Published: 17 August 2009

Abstract

Background

One of the most striking features of the childhood malignancy neuroblastoma (NB) is its clinical heterogeneity. Although there is a great need for better clinical and biological markers to distinguish between tumours with different severity and to improve treatment, no clear-cut prognostic factors have been found. Also, no major NB tumour suppressor genes have been identified.

Methods

In this study we performed expression analysis by quantitative real-time PCR (QPCR) on primary NB tumours divided into two groups, of favourable and unfavourable outcome respectively. Candidate genes were selected on basis of lower expression in unfavourable tumour types compared to favourables in our microarray expression analysis.

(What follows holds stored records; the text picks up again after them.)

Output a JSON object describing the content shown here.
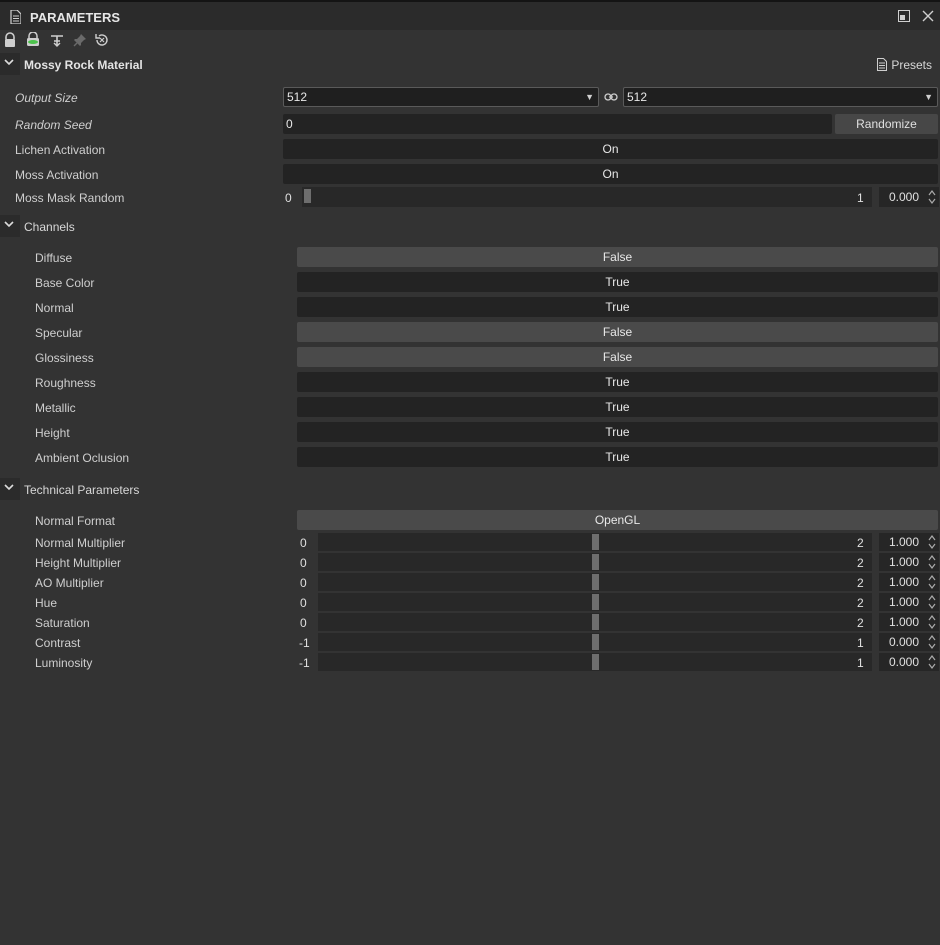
{
  "panel": {
    "title": "PARAMETERS"
  },
  "material": {
    "title": "Mossy Rock Material",
    "presets_label": "Presets"
  },
  "params": {
    "output_size": {
      "label": "Output Size",
      "value_a": "512",
      "value_b": "512"
    },
    "random_seed": {
      "label": "Random Seed",
      "value": "0",
      "button": "Randomize"
    },
    "lichen_activation": {
      "label": "Lichen Activation",
      "value": "On"
    },
    "moss_activation": {
      "label": "Moss Activation",
      "value": "On"
    },
    "moss_mask_random": {
      "label": "Moss Mask Random",
      "min": "0",
      "max": "1",
      "value": "0.000",
      "fraction": 0.0
    }
  },
  "channels": {
    "title": "Channels",
    "items": [
      {
        "label": "Diffuse",
        "value": "False"
      },
      {
        "label": "Base Color",
        "value": "True"
      },
      {
        "label": "Normal",
        "value": "True"
      },
      {
        "label": "Specular",
        "value": "False"
      },
      {
        "label": "Glossiness",
        "value": "False"
      },
      {
        "label": "Roughness",
        "value": "True"
      },
      {
        "label": "Metallic",
        "value": "True"
      },
      {
        "label": "Height",
        "value": "True"
      },
      {
        "label": "Ambient Oclusion",
        "value": "True"
      }
    ]
  },
  "technical": {
    "title": "Technical Parameters",
    "normal_format": {
      "label": "Normal Format",
      "value": "OpenGL"
    },
    "sliders": [
      {
        "label": "Normal Multiplier",
        "min": "0",
        "max": "2",
        "value": "1.000",
        "fraction": 0.5
      },
      {
        "label": "Height Multiplier",
        "min": "0",
        "max": "2",
        "value": "1.000",
        "fraction": 0.5
      },
      {
        "label": "AO Multiplier",
        "min": "0",
        "max": "2",
        "value": "1.000",
        "fraction": 0.5
      },
      {
        "label": "Hue",
        "min": "0",
        "max": "2",
        "value": "1.000",
        "fraction": 0.5
      },
      {
        "label": "Saturation",
        "min": "0",
        "max": "2",
        "value": "1.000",
        "fraction": 0.5
      },
      {
        "label": "Contrast",
        "min": "-1",
        "max": "1",
        "value": "0.000",
        "fraction": 0.5
      },
      {
        "label": "Luminosity",
        "min": "-1",
        "max": "1",
        "value": "0.000",
        "fraction": 0.5
      }
    ]
  },
  "colors": {
    "background": "#333333",
    "field_dark": "#232323",
    "field_false": "#4a4a4a",
    "accent_green": "#4cc24c"
  },
  "icons": {
    "toolbar": [
      "lock-icon",
      "sync-icon",
      "hierarchy-icon",
      "pin-icon",
      "reset-icon"
    ]
  }
}
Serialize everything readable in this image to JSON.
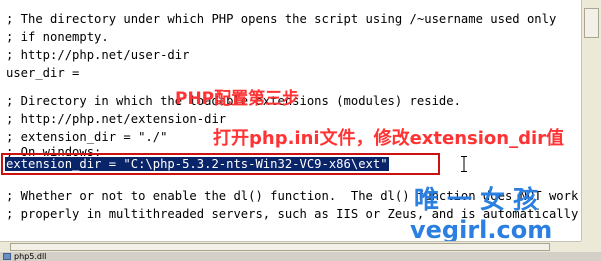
{
  "editor": {
    "lines": [
      "; The directory under which PHP opens the script using /~username used only",
      "; if nonempty.",
      "; http://php.net/user-dir",
      "user_dir =",
      "",
      "; Directory in which the loadable extensions (modules) reside.",
      "; http://php.net/extension-dir",
      "; extension_dir = \"./\"",
      "; On windows:",
      "extension_dir = \"C:\\php-5.3.2-nts-Win32-VC9-x86\\ext\"",
      "",
      "; Whether or not to enable the dl() function.  The dl() function does NOT work",
      "; properly in multithreaded servers, such as IIS or Zeus, and is automatically"
    ]
  },
  "annotations": {
    "step_title": "PHP配置第三步",
    "step_instruction": "打开php.ini文件，修改extension_dir值",
    "watermark_cn": "唯一女孩",
    "watermark_url": "vegirl.com"
  },
  "taskbar": {
    "item_label": "php5.dll"
  },
  "colors": {
    "selection_bg": "#0a246a",
    "highlight_box": "#cc1111",
    "annotation_red": "#ff3333",
    "watermark_blue": "#2b7fe0"
  }
}
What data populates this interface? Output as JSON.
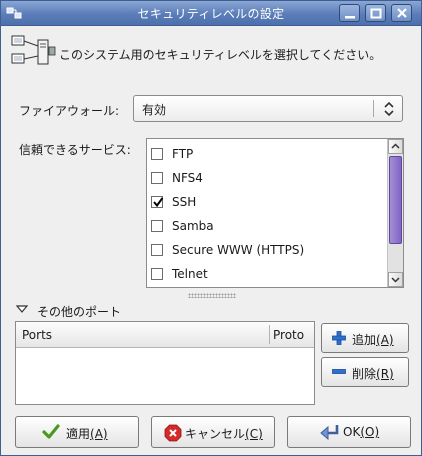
{
  "window": {
    "title": "セキュリティレベルの設定"
  },
  "header": {
    "description": "このシステム用のセキュリティレベルを選択してください。"
  },
  "firewall": {
    "label": "ファイアウォール:",
    "value": "有効"
  },
  "services": {
    "label": "信頼できるサービス:",
    "items": [
      {
        "name": "FTP",
        "checked": false
      },
      {
        "name": "NFS4",
        "checked": false
      },
      {
        "name": "SSH",
        "checked": true
      },
      {
        "name": "Samba",
        "checked": false
      },
      {
        "name": "Secure WWW (HTTPS)",
        "checked": false
      },
      {
        "name": "Telnet",
        "checked": false
      }
    ]
  },
  "other_ports": {
    "label": "その他のポート",
    "columns": [
      "Ports",
      "Proto"
    ],
    "add_label": "追加",
    "add_mnemonic": "(A)",
    "remove_label": "削除",
    "remove_mnemonic": "(R)"
  },
  "buttons": {
    "apply_label": "適用",
    "apply_mnemonic": "(A)",
    "cancel_label": "キャンセル",
    "cancel_mnemonic": "(C)",
    "ok_label": "OK",
    "ok_mnemonic": "(O)"
  },
  "colors": {
    "titlebar": "#5b7db8",
    "scroll_thumb": "#8065c2",
    "check_mark": "#000000",
    "add_icon": "#2f6fd0",
    "cancel_icon": "#d42a2a",
    "apply_icon": "#4a9a1f"
  }
}
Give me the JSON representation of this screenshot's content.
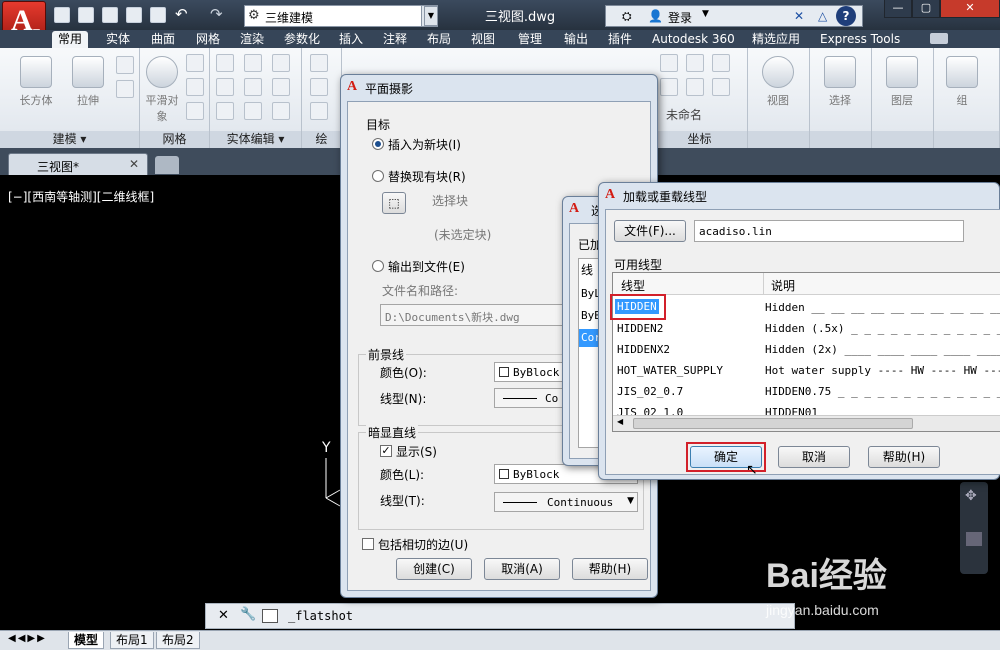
{
  "app": {
    "workspace": "三维建模",
    "window_title": "三视图.dwg",
    "login_label": "登录"
  },
  "ribbon_tabs": [
    "常用",
    "实体",
    "曲面",
    "网格",
    "渲染",
    "参数化",
    "插入",
    "注释",
    "布局",
    "视图",
    "管理",
    "输出",
    "插件",
    "Autodesk 360",
    "精选应用",
    "Express Tools"
  ],
  "ribbon": {
    "box_label": "长方体",
    "extrude_label": "拉伸",
    "smooth_label": "平滑对象",
    "group_modeling": "建模",
    "group_mesh": "网格",
    "group_solid_edit": "实体编辑",
    "group_draw_partial": "绘",
    "unnamed": "未命名",
    "coords": "坐标",
    "view": "视图",
    "select": "选择",
    "layers": "图层",
    "group": "组"
  },
  "doc_tab": {
    "name": "三视图*"
  },
  "viewport_label": "[−][西南等轴测][二维线框]",
  "axis_y": "Y",
  "command_line": {
    "prompt": "_flatshot"
  },
  "layout_tabs": [
    "模型",
    "布局1",
    "布局2"
  ],
  "flatshot_dialog": {
    "title": "平面摄影",
    "target_group": "目标",
    "insert_new_block": "插入为新块(I)",
    "replace_block": "替换现有块(R)",
    "select_block": "选择块",
    "no_block": "(未选定块)",
    "export_file": "输出到文件(E)",
    "file_path_label": "文件名和路径:",
    "file_path": "D:\\Documents\\新块.dwg",
    "foreground_group": "前景线",
    "fg_color_label": "颜色(O):",
    "fg_color": "ByBlock",
    "fg_linetype_label": "线型(N):",
    "fg_linetype": "Co",
    "hidden_group": "暗显直线",
    "show_label": "显示(S)",
    "hid_color_label": "颜色(L):",
    "hid_color": "ByBlock",
    "hid_linetype_label": "线型(T):",
    "hid_linetype": "Continuous",
    "include_tangent": "包括相切的边(U)",
    "create_btn": "创建(C)",
    "cancel_btn": "取消(A)",
    "help_btn": "帮助(H)"
  },
  "select_linetype_dialog": {
    "title_fragment": "选",
    "loaded_fragment": "已加",
    "col_fragment": "线",
    "items": [
      "ByL",
      "ByB",
      "Cor"
    ]
  },
  "load_linetype_dialog": {
    "title": "加载或重载线型",
    "file_btn": "文件(F)...",
    "file_value": "acadiso.lin",
    "available_label": "可用线型",
    "col_linetype": "线型",
    "col_desc": "说明",
    "rows": [
      {
        "name": "HIDDEN",
        "desc": "Hidden __ __ __ __ __ __ __ __ __ __ __"
      },
      {
        "name": "HIDDEN2",
        "desc": "Hidden (.5x) _ _ _ _ _ _ _ _ _ _ _ _ _ _"
      },
      {
        "name": "HIDDENX2",
        "desc": "Hidden (2x) ____ ____ ____ ____ ____ ____"
      },
      {
        "name": "HOT_WATER_SUPPLY",
        "desc": "Hot water supply ---- HW ---- HW ---- H"
      },
      {
        "name": "JIS_02_0.7",
        "desc": "HIDDEN0.75 _ _ _ _ _ _ _ _ _ _ _ _ _ _ _"
      },
      {
        "name": "JIS_02_1.0",
        "desc": "HIDDEN01"
      }
    ],
    "ok_btn": "确定",
    "cancel_btn": "取消",
    "help_btn": "帮助(H)"
  },
  "watermark": {
    "brand": "Bai经验",
    "url": "jingyan.baidu.com"
  }
}
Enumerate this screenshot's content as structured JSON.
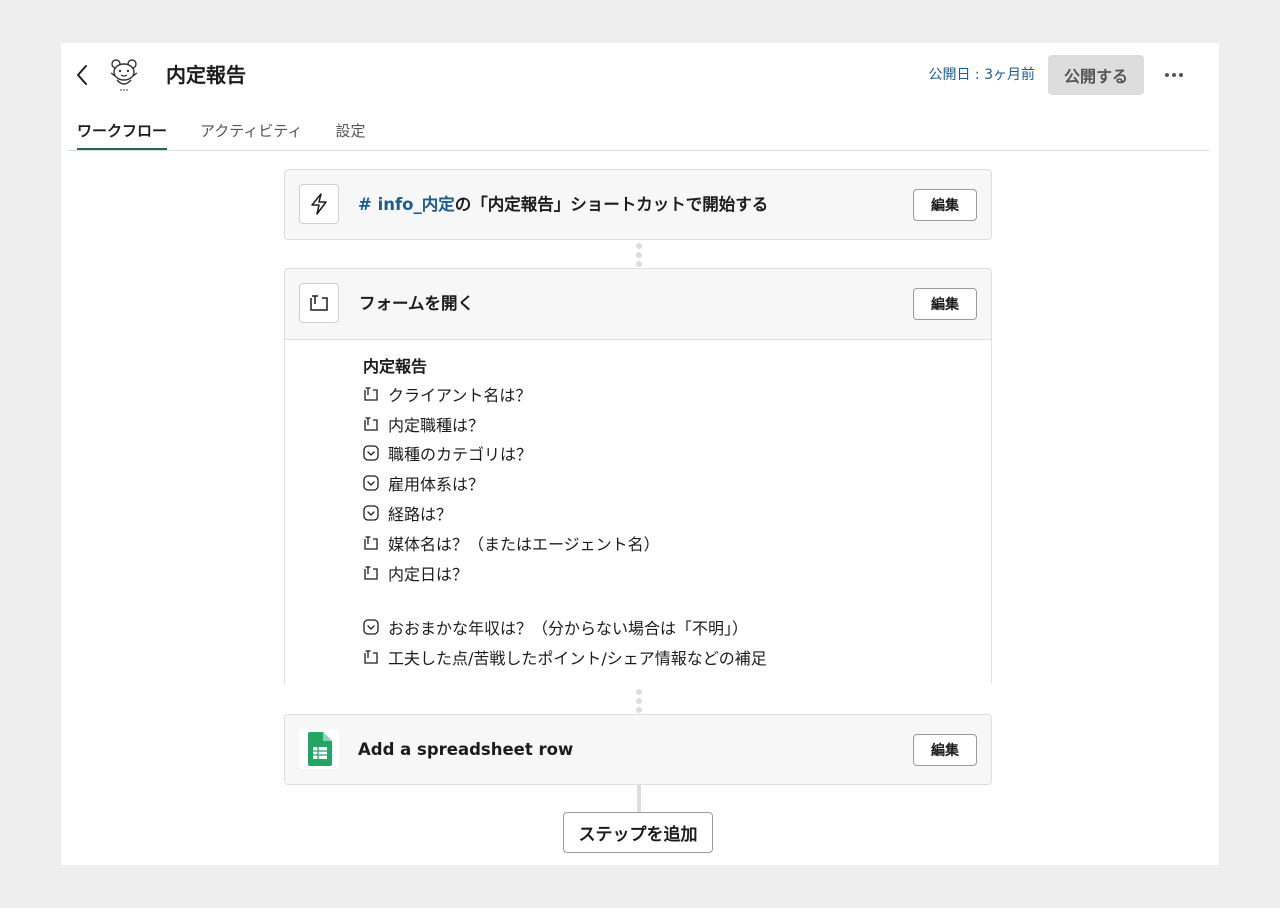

Selected genes were studied in two steps: (1) using TaqMan Low Density Arrays (TLDA) targeting 89 genes on a set of 12 NB tumour samples, and (2) 12 genes were selected from the TLDA analysis for verification using individual TaqMan assays in a new set of 13 NB tumour samples.

Results

By TLDA analysis, 81 out of 87 genes were found to be significantly differentially expressed between groups, of which 14 have previously been reported as having an altered gene expression in NB. In the second verification round, seven out of 12 transcripts showed significantly lower expression in unfavourable NB tumours, ATBF1, CACNA2D3, CNTNAP2, FUSIP1, GNB1, SLC35E2, and TFAP2B. The gene that showed the highest fold change in the TLDA analysis, POU4F2, was investigated for epigenetic changes (CpG methylation) and mutations in order to explore the cause of the differential expression. Moreover, the fragile site gene CNTNAP2 that showed the largest fold change in verification group 2 was investigated for structural aberrations by copy number analysis. However, the analyses of POU4F2 and CNTNAP2 showed no genetic alterations that could explain a lower expression in unfavourable NB tumours.

Conclusion

Through two steps of verification, seven transcripts were found to significantly discriminate between favourable and unfavourable NB tumours. Four of the transcripts, CACNA2D3, GNB1, SLC35E2, and TFAP2B, have been observed in previous microarray studies, and are in this study independently verified. Our results suggest these transcripts to be markers of malignancy, which could have a potential usefulness in the clinic.